A legal tactic to be aware of is to make unfollowable laws, and then selectively enforce them. So for example with this FinCEN proposal, add a ton of reporting requirements for all sorts of noncustodial transaction types, which puts tons of normal operators at risk and heavily disincentivizes them. It’s so broad as to apply to almost everyone, and even things they can’t report technically could be argued to be reportable (eg Lightning node router operator- report everyone you are routing for!). Now, everyone is a criminal; everyone has legal leverage against them which can be selectively deployed. And if a “class of transactions” can be labeled under Section 311 of the Patriot Act as reportable, then why not also ban-able? Instead of sanctioning an actual entity, why not sanction a concept, a class of transactions, an expression of math?

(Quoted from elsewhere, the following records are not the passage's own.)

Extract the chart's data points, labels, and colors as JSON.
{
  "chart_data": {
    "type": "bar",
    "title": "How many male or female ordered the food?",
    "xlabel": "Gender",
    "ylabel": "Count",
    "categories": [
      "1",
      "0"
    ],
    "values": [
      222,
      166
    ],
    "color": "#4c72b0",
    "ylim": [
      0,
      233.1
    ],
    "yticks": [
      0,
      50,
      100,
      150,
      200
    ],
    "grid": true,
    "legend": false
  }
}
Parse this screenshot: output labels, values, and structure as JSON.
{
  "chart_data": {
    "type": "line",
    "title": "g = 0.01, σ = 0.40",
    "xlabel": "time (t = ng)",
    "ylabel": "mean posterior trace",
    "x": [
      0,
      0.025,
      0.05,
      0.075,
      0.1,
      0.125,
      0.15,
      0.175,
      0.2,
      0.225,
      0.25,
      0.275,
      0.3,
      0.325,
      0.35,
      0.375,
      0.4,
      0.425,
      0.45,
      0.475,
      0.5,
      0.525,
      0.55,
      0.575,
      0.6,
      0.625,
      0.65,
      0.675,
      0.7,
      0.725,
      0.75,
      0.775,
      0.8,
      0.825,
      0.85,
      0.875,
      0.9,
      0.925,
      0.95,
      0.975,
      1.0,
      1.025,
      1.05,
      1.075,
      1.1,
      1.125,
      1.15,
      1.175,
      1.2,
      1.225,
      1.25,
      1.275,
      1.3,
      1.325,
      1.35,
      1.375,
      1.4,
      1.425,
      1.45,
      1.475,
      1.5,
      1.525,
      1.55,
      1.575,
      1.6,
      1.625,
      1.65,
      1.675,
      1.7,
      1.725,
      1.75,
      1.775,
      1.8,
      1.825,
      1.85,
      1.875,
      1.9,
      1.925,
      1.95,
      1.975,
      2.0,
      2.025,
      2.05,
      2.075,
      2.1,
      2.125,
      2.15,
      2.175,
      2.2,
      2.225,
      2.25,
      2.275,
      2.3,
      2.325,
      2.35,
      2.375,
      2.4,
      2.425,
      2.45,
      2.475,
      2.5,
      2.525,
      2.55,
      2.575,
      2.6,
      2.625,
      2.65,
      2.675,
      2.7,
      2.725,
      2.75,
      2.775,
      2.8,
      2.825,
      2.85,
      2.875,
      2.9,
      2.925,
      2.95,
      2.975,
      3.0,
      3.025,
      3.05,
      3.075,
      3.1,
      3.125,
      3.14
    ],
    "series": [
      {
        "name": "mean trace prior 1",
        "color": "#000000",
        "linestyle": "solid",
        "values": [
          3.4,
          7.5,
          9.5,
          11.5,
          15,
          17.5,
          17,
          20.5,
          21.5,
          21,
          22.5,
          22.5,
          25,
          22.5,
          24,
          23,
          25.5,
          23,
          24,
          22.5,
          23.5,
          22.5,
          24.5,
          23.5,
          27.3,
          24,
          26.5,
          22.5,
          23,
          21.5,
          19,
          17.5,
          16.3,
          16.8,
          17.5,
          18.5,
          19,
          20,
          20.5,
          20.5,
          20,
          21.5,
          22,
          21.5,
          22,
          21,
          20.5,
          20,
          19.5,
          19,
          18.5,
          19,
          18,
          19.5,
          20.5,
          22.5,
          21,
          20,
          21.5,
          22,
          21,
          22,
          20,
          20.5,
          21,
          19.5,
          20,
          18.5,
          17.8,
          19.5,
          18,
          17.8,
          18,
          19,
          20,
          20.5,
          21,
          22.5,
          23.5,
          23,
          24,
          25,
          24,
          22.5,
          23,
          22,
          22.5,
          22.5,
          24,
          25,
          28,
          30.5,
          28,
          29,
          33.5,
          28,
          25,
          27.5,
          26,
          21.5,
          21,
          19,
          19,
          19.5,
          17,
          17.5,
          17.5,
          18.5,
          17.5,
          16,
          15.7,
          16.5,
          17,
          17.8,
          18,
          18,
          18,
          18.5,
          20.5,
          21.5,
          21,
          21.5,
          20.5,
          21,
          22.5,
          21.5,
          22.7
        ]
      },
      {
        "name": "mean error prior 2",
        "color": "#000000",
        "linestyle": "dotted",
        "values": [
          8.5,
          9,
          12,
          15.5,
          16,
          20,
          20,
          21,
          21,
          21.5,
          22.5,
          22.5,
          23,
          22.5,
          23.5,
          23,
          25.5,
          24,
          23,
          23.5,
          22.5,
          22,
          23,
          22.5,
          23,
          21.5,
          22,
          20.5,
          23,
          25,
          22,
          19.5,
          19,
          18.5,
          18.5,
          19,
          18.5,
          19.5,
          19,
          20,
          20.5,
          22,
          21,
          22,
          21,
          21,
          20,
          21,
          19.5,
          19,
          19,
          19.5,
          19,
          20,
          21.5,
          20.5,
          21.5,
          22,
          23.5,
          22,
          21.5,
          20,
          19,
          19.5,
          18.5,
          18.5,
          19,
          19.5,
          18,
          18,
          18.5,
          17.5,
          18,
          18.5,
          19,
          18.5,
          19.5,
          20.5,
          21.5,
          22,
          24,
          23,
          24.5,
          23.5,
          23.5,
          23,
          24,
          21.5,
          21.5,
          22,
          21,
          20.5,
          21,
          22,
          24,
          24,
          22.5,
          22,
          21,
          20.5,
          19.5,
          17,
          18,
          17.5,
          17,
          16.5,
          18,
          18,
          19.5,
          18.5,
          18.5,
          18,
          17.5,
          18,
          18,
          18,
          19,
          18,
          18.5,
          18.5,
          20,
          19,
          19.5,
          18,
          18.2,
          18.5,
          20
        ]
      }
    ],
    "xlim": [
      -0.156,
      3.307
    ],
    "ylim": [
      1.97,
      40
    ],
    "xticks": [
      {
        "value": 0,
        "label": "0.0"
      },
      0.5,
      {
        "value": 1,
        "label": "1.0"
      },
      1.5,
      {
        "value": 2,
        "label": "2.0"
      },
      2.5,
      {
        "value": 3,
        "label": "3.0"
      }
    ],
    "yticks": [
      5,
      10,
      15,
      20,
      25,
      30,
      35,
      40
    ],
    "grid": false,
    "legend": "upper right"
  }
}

Dangerous precedent.

Replies (6)

I tend to find conspiracies in everything... Making noncustodial transactions illegal / frowned upon... Would guarantee a surge towards institutional services... Something like a brand new bitcoin ETF?
Amadee's avatar
Amadee 2 years ago
Outside world often sees almost despotic enforcement of US financial policy. US citizens about to feel some too. US Gov will stop at nothing when it comes to the $ and preserving its dominance. There's bad "legal" news all over and when you put it all together, code in the UK, CBDC in Europe, now this in US. We could be talking about implications "post event" already, its possible were further into this "agenda" than we thought.
Weed was illegal nearly everywhere and it was only enforced when someone wanted to. Some got the book thrown at them. Some got fined. A lot of subjectivity
I think it’s a reasonable legal approach. Lawyers I have spoken to say there are numerous legal approaches to consider. Protecting the privacy of your customers is a reasonable one. When the state tries to overload users with unfollowable laws, a good reaction is to overload the state with all of the contradictions and problems it creates and various legal challenges in support of those other things.